No one has a right to adopt

By on 12-23-2011 in Adoption Preparation, Homestudy reform, UK

No one has a right to adopt

As the UK is discussing a major overhaul for streamlining some of the bureaucracy and prospective parent checks, this commentary underscores the importance of not forgetting the best interest of the child in the equation. This is a must-read as it completely applies to all adoptions, regardless of country.


“The system does need an overhaul. But speed isn’t everything, and children’s welfare must come first.

The government has announced an overhaul of the way in which prospective adopters are assessed in order to speed up the process.

No parent has a right to abuse a child. Children who’ve been abused or neglected need state care.

That care has to make up for the care that was missing before, and it requires a very high level of skill as well as love – love plus.


Assessing adopters is rocket science. Today, Tim Loughton, the children’s minister, announced an overhaul of the way in which prospective adopters are currently assessed, to speed up the system. Evidence and analysis should underpin each stage of the adoption process. Children who have already experienced loss and often trauma would demand nothing less. No citizen has a right to adopt.


Children who have been placed with the wrong people, whose adoptions have broken down, and who have come back into the care system a second time, teach us that the assessment process has to be robust.

Having said that, the current process takes far too long. Gaps of weeks and sometimes months are regularly reported by those being assessed – many of them have received no decent explanation for the delays. Rail staff will these days tell you if a train is delayed by a few minutes: such customer care standards also need to be imported into the adoption assessment process. While adoption is a service to children, not adopters, too few agencies convey the urgency in the race against time to place a vulnerable child in care permanently before they lose hope or suffer damage by being left in limbo with short-term foster carers. The voice of the child is too often lost in current bureaucratic processes.

Adoption assessment has been refined over the years, including stronger matching processes between the adopter and the child needing care. Best practice examples include the use of video to bring a child with special needs to life in a short film which prospective adopters can see – thereby seeing the child, not just the disability. Describing a child on paper can highlight complex needs in a way that can be more daunting and off-putting. Adoption parties can subtly bring children and prospective adopters together in a carefully staged and managed social event which can lead to adopters falling in love with a particular child. More modern methods can promote better adoptions – the emphasis must be on better adoptions, not just speed.


Preparation and assessment of adopters should be completed within six months. Experience shows that most adopters need about this length of time to come to terms with the nature and consequences of making a lifetime commitment to a child. The problem is if this six months becomes nine, then 12, and then even longer.
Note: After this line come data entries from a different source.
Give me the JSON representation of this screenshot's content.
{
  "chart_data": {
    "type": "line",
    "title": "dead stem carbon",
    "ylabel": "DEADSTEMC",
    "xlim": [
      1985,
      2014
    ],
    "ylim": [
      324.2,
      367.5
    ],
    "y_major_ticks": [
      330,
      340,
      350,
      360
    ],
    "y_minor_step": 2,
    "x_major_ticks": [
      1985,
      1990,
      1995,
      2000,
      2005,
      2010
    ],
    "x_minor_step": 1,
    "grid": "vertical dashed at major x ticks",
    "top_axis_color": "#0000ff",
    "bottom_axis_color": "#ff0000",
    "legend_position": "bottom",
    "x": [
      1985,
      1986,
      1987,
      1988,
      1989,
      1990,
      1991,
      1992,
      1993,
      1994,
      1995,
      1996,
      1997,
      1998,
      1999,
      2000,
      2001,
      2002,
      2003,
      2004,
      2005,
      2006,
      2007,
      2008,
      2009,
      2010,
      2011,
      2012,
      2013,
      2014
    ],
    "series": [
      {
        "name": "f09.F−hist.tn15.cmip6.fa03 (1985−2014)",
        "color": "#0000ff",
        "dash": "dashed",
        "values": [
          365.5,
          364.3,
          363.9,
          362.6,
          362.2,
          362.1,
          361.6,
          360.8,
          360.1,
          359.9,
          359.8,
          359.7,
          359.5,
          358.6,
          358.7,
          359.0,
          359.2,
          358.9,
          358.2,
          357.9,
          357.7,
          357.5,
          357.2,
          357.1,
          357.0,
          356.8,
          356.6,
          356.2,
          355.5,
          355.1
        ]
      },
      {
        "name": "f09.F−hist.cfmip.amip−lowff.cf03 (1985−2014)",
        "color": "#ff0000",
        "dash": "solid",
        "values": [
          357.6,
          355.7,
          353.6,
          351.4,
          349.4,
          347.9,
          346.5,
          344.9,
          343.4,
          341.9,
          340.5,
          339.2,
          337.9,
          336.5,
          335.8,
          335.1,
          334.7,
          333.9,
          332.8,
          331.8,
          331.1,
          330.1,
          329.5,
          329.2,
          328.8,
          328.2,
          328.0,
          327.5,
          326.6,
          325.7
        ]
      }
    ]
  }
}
When I was adopted, my adoptive parents were not assessed. I wish they had been. They would have learnt a lot through today’s process. They were also not supported afterwards and I would have benefited if they had been. Good pre-placement preparation and good post-adoption support are indispensable parts of the adoption process. Each child and each adopter needs to be psychologically ready for adoption.


The adoption system does need an overhaul; but to be successful, whole system reform is needed, not just streamlined adopter assessment. Equal emphasis must be given to reducing delays in court cases, and to giving a greater priority in access to public services for children in care, particularly early access to child and adolescent mental health services. And the assessment process must not become so light-touch that children’s safety is compromised.”

No one has a right to adopt
[Guardian 12/22/11 by  Anthony Douglas]

Put this in your  and smoke it, Craig Juntunen!